Bundesgerichtshof muss Verantwortung für illegalen Download klären

 Der Bundesgerichtshof muss klären, ob ein Anschlussinhaber für illegale Downloads durch Mitbewohner oder Familienangehörige haftet. Das hat das Bundesverfassungsgericht heute entschieden (1 BvR 2365/11). Die Karlsruher Richter hoben damit ein Urteil des Oberlandesgerichts Köln auf, das einen Anschlussinhaber zur Zahlung von Abmahnkosten verurteilt und die Revision zum Bundesgerichtshof nicht zugelassen hatte.

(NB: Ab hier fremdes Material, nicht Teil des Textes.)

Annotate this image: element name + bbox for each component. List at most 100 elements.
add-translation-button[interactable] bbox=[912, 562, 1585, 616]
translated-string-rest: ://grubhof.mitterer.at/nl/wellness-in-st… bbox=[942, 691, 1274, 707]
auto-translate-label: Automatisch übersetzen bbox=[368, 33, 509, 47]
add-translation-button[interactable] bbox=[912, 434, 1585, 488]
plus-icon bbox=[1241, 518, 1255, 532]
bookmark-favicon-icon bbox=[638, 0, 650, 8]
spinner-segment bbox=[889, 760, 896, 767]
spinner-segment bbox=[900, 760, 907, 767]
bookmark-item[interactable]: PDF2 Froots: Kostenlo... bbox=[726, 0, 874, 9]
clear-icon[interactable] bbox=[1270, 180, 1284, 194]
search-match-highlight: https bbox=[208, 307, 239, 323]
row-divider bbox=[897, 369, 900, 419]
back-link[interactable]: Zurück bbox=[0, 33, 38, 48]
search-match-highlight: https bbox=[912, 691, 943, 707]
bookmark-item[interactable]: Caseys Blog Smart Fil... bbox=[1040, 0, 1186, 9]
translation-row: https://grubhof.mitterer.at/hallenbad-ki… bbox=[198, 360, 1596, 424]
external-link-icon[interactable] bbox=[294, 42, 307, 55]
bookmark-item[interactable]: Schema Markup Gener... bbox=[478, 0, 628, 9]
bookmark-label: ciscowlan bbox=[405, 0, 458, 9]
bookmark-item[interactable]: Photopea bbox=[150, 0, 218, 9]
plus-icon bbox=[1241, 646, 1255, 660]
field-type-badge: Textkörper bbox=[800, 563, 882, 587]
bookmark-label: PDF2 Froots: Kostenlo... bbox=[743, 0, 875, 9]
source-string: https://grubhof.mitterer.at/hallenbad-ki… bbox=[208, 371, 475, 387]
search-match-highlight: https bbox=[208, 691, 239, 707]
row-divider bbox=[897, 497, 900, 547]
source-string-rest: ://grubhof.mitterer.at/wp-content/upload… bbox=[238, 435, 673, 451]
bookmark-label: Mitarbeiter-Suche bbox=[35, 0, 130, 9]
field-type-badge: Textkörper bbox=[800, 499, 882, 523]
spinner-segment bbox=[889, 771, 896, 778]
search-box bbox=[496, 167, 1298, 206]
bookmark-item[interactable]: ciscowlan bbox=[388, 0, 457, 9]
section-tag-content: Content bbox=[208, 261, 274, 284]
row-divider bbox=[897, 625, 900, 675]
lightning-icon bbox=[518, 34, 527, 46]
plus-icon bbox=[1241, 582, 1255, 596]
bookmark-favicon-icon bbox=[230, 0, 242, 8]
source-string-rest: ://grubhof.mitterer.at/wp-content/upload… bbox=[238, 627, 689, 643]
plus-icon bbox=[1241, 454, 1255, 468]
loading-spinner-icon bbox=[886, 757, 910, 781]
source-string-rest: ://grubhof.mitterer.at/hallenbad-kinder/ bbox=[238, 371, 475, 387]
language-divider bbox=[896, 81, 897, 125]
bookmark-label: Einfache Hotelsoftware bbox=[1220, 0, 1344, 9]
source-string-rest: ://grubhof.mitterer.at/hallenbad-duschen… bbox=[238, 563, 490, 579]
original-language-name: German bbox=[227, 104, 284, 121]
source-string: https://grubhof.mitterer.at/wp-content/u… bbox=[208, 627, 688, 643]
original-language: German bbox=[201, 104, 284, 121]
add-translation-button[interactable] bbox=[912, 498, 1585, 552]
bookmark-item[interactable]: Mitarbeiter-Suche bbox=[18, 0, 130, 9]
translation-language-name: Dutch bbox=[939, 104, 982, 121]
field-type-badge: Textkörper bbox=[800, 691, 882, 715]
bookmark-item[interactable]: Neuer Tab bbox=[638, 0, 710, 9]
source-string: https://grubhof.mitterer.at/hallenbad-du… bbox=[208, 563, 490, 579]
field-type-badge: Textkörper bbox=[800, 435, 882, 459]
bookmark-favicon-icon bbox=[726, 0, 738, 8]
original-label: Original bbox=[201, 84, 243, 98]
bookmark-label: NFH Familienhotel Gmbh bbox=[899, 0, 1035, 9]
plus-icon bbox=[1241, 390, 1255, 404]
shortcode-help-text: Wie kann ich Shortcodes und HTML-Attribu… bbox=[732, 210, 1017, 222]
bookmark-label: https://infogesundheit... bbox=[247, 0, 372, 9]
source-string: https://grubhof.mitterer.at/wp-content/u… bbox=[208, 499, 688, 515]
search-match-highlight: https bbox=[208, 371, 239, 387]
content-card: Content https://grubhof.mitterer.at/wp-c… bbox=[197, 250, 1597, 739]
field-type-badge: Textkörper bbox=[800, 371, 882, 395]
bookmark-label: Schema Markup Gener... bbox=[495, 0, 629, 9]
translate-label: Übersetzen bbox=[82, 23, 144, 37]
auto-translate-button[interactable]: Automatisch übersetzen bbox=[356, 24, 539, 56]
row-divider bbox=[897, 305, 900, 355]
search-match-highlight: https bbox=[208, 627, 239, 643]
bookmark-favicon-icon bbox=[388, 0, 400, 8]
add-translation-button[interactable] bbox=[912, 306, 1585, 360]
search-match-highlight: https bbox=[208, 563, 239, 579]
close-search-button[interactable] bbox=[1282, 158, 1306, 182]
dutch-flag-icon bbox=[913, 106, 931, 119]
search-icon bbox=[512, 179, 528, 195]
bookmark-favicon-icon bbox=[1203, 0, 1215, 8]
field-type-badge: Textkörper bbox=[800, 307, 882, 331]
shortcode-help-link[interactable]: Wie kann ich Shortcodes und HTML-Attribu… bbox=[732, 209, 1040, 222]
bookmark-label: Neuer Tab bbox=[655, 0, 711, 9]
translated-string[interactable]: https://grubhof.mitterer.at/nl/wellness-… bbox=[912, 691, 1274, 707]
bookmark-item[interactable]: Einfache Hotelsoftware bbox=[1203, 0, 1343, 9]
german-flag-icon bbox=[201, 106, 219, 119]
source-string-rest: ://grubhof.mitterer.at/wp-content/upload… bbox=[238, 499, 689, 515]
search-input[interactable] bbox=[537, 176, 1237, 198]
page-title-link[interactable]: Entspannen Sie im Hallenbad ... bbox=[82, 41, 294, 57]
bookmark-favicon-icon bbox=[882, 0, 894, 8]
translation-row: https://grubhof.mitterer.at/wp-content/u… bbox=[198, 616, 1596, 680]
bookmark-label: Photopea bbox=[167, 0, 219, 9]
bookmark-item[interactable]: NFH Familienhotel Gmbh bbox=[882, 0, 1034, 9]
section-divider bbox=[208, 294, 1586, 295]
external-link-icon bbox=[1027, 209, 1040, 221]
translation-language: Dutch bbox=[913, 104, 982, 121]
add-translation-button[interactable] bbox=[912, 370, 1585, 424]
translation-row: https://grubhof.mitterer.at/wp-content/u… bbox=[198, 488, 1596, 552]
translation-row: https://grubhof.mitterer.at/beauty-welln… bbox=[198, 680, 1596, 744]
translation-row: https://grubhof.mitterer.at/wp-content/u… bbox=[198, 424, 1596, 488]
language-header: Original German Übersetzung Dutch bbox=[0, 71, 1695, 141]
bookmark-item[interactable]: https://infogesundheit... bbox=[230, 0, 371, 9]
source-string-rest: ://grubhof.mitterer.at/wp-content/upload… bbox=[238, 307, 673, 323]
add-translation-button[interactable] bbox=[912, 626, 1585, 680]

Die Verfassungshüter schreiben in ihrer Pressemitteilung dazu:

Die hier entscheidende Rechtsfrage, ob einen Internetanschlussinhaber Prüf- und Instruktionspflichten gegenüber sonstigen Nutzern des Anschlusses treffen, wird von den Oberlandesgerichten nicht einheitlich beantwortet. Während teilweise die Auffassung vertreten wird, dass eine Pflicht, die Benutzung seines Internetanschlusses zu überwachen oder gegebenenfalls zu verhindern, nur besteht, wenn der Anschlussinhaber konkrete Anhaltspunkte für eine missbräuchliche Nutzung seines Anschlusses hat, lässt das mit der Verfassungsbeschwerde angegriffene Urteil für das Entstehen einer Instruktions und Überwachungspflicht grundsätzlich bereits die Überlassung des Anschlusses an einen Dritten, gleich welchen Alters, genügen. Der Bundesgerichtshof hat die Frage, ob und in welchem Umfang Prüfpflichten des Anschlussinhabers bestehen, für die hier relevante Konstellation noch nicht entschieden. Die vom Oberlandesgericht herangezogene „Sommer unseres Lebens“-Entscheidung beantwortet die Frage nicht; sie betraf einen anderen Sachverhalt, nämlich die Frage, inwieweit ein WLAN-Anschluss gegen die Benutzung durch außenstehende Dritte gesichert werden muss.

Damit ist zweierlei klargestellt. Zum einen betrifft die berühmte “Sommer unseres Lebens”-Entscheidung des Bundesgerichtshofs keinen verallgemeinerungsfähigen Sachverhalt. Zum anderen ist in absehbarer Zeit mit einer Klärung der Frage zu rechnen, wann ein Anschlussinhabers für Mitbewohner und Familienangehörige haften muss.